William Gouge's _The Sabbath's Sanctification_ provides a great deal of practical advice on this subject. Joey Pipa's book on the _The Lord's Day_ is also good, as is Walter Chantry's _Call the Sabbath a Delight_. See also various commentators on the Westminster Shorter Catechism.

There is a great promise of blessing to those who turn aside from their own interests to "remember the Sabbath day to keep it holy":



> 13 If thou turn away thy foot from the sabbath, from doing thy pleasure on my holy day; and call the sabbath a delight, the holy of the LORD, honourable; and shalt honour him, not doing thine own ways, nor finding thine own pleasure, nor speaking thine own words:
> 14 Then shalt thou delight thyself in the LORD; and I will cause thee to ride upon the high places of the earth, and feed thee with the heritage of Jacob thy father: for the mouth of the LORD hath spoken it. (Isa. 58)


----------



## Arch2k (Jun 1, 2006)

Amen!

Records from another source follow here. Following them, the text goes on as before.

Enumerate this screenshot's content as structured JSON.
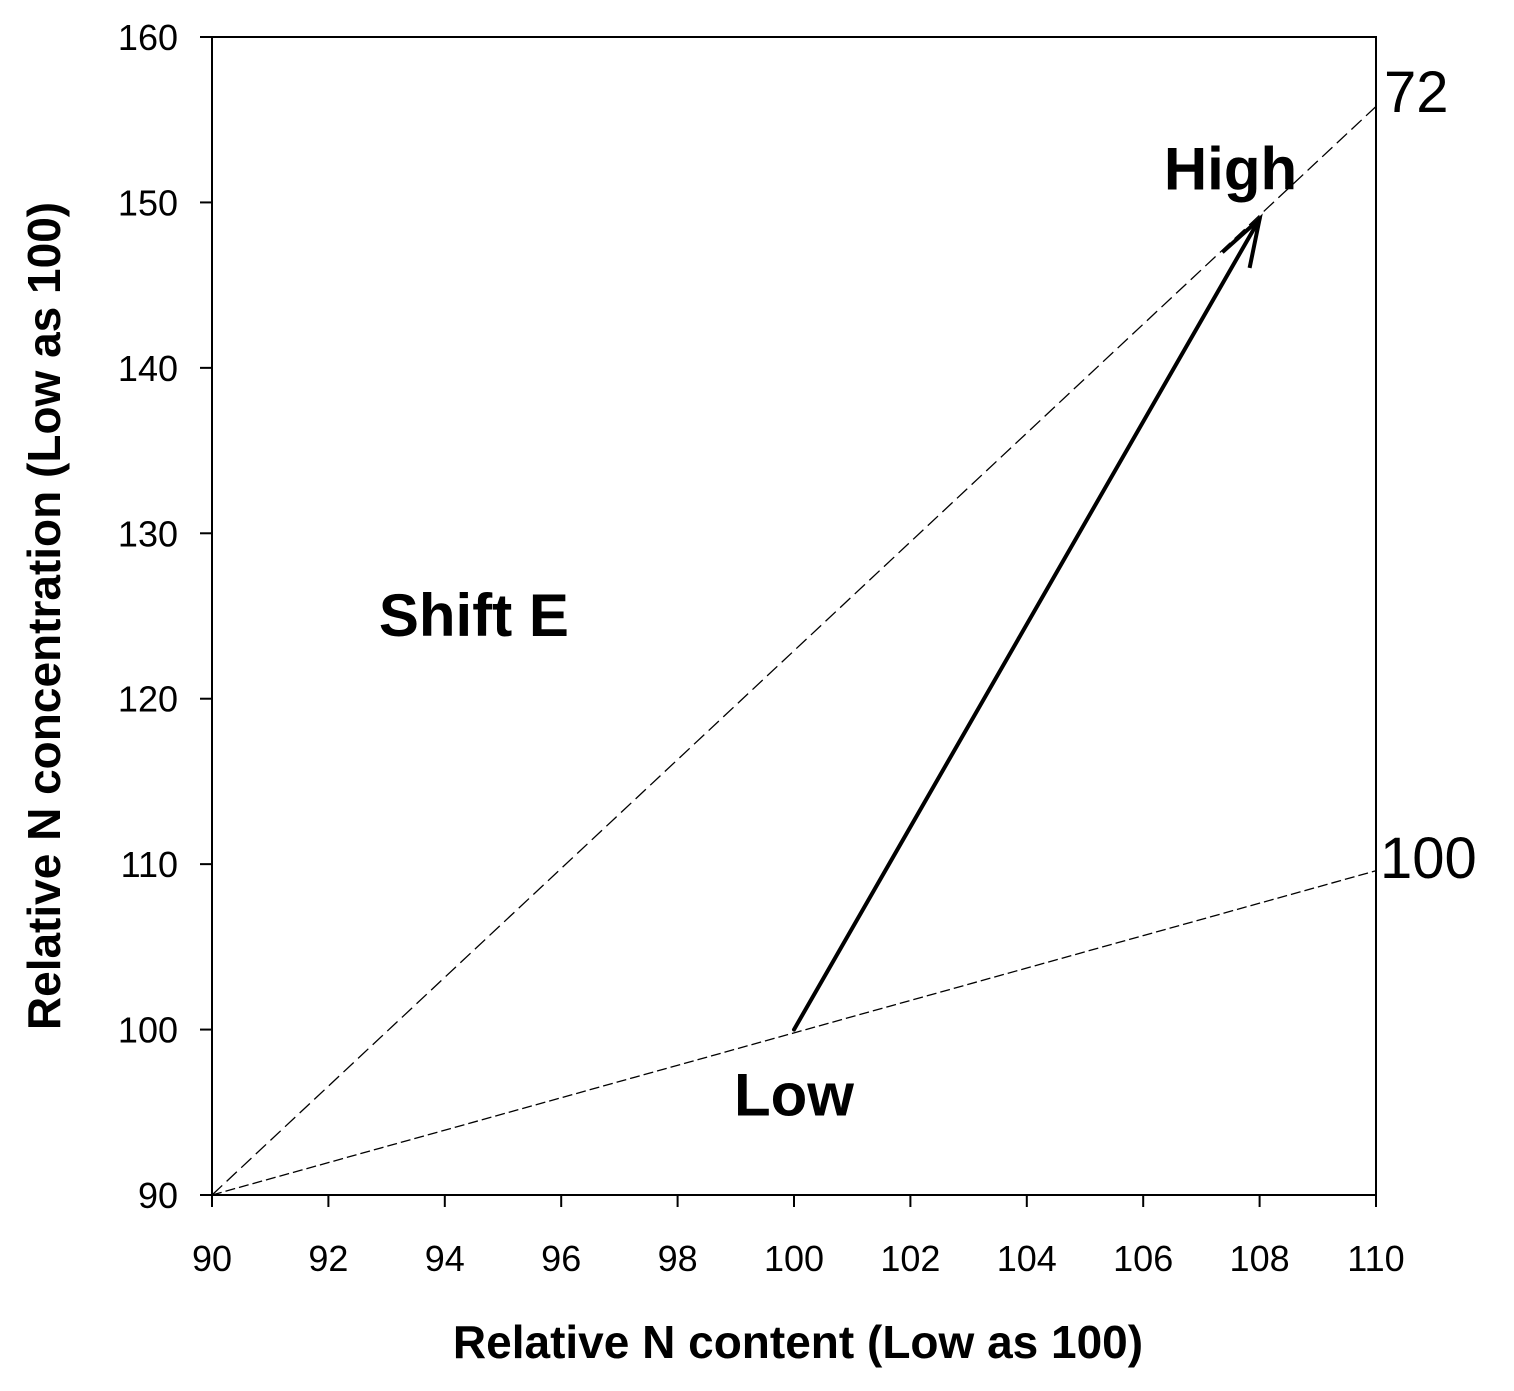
{
  "chart_data": {
    "type": "line",
    "xlabel": "Relative N content (Low as 100)",
    "ylabel": "Relative N concentration (Low as 100)",
    "xlim": [
      90,
      110
    ],
    "ylim": [
      90,
      160
    ],
    "xticks": [
      90,
      92,
      94,
      96,
      98,
      100,
      102,
      104,
      106,
      108,
      110
    ],
    "yticks": [
      90,
      100,
      110,
      120,
      130,
      140,
      150,
      160
    ],
    "grid": false,
    "series": [
      {
        "name": "72",
        "style": "dashed",
        "x": [
          90,
          110
        ],
        "y": [
          90,
          155.8
        ]
      },
      {
        "name": "100",
        "style": "dashed",
        "x": [
          90,
          110
        ],
        "y": [
          90,
          109.6
        ]
      }
    ],
    "arrow": {
      "from": {
        "x": 100,
        "y": 100
      },
      "to": {
        "x": 108,
        "y": 149
      }
    },
    "annotations": [
      {
        "text": "High",
        "x": 107.5,
        "y": 152
      },
      {
        "text": "Low",
        "x": 100,
        "y": 96
      },
      {
        "text": "Shift E",
        "x": 94.5,
        "y": 125
      }
    ]
  }
}
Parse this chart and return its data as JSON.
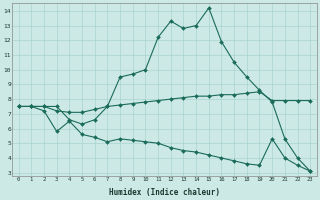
{
  "xlabel": "Humidex (Indice chaleur)",
  "background_color": "#cce9e5",
  "grid_color": "#aad4cf",
  "line_color": "#1a6b5a",
  "x_values": [
    0,
    1,
    2,
    3,
    4,
    5,
    6,
    7,
    8,
    9,
    10,
    11,
    12,
    13,
    14,
    15,
    16,
    17,
    18,
    19,
    20,
    21,
    22,
    23
  ],
  "line_max": [
    7.5,
    7.5,
    7.5,
    7.5,
    6.6,
    6.3,
    6.6,
    7.5,
    9.5,
    9.7,
    10.0,
    12.2,
    13.3,
    12.8,
    13.0,
    14.2,
    11.9,
    10.5,
    9.5,
    8.6,
    7.8,
    5.3,
    4.0,
    3.1
  ],
  "line_mean": [
    7.5,
    7.5,
    7.5,
    7.2,
    7.1,
    7.1,
    7.3,
    7.5,
    7.6,
    7.7,
    7.8,
    7.9,
    8.0,
    8.1,
    8.2,
    8.2,
    8.3,
    8.3,
    8.4,
    8.5,
    7.9,
    7.9,
    7.9,
    7.9
  ],
  "line_min": [
    7.5,
    7.5,
    7.2,
    5.8,
    6.5,
    5.6,
    5.4,
    5.1,
    5.3,
    5.2,
    5.1,
    5.0,
    4.7,
    4.5,
    4.4,
    4.2,
    4.0,
    3.8,
    3.6,
    3.5,
    5.3,
    4.0,
    3.5,
    3.1
  ],
  "ylim": [
    2.8,
    14.5
  ],
  "xlim": [
    -0.5,
    23.5
  ],
  "yticks": [
    3,
    4,
    5,
    6,
    7,
    8,
    9,
    10,
    11,
    12,
    13,
    14
  ],
  "xticks": [
    0,
    1,
    2,
    3,
    4,
    5,
    6,
    7,
    8,
    9,
    10,
    11,
    12,
    13,
    14,
    15,
    16,
    17,
    18,
    19,
    20,
    21,
    22,
    23
  ]
}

Our pastor preached an excellent sermon on the importance of keeping the Sabbath holy and undefiled last Lord's day. Keeping the Lord's day holy not only glorfies God, but it is one of the most distinctive ways a Christian can be "set apart" from the world. The world should look at the christian, and notice that he doesn't mow the lawn, clean the house etc. etc on Sunday, but instead devotes it to the Lord. THIS is counter-cultural.


----------



## NaphtaliPress (Jun 1, 2006)

This will be the subject of the PM sermon next Lord's day in the series on FPCR distinctive practices. The Peace of Zion´s Walls Part 20: Distinctive Practices #8: The Christian Sabbath. I am behind with last weeks audio because of illness but expect, DV, that this will be posted Lord's day evening so keep an eye out at http://www.fpcr.org or at our sermon audio local (link at fpcr.org).


----------



## ServantOfKing (Jun 1, 2006)

Wow, thank you all so much! That is really helpful. I am going to look into the resources mentioned.


----------



## ServantOfKing (Jun 1, 2006)

*Another question...*

So in reading some of these explanations of the sabbath, another question comes to mind. The "reformed" baptist church I go to while at home does not believe in the command to keep the sabbath day holy and they say that it was abolished in the New Testament. Keeping that in mind, they have a host of activities on Sundays in between services including choir practice, drama team practice, other youth ministry meetings, member leadership meetings, etc. From the point of view that the Sabbath has indeed not been abolished, do these fall under activities that are still centered around Christ and facilitate spiritual growth or are they considered work that is better left to another day of the week?


----------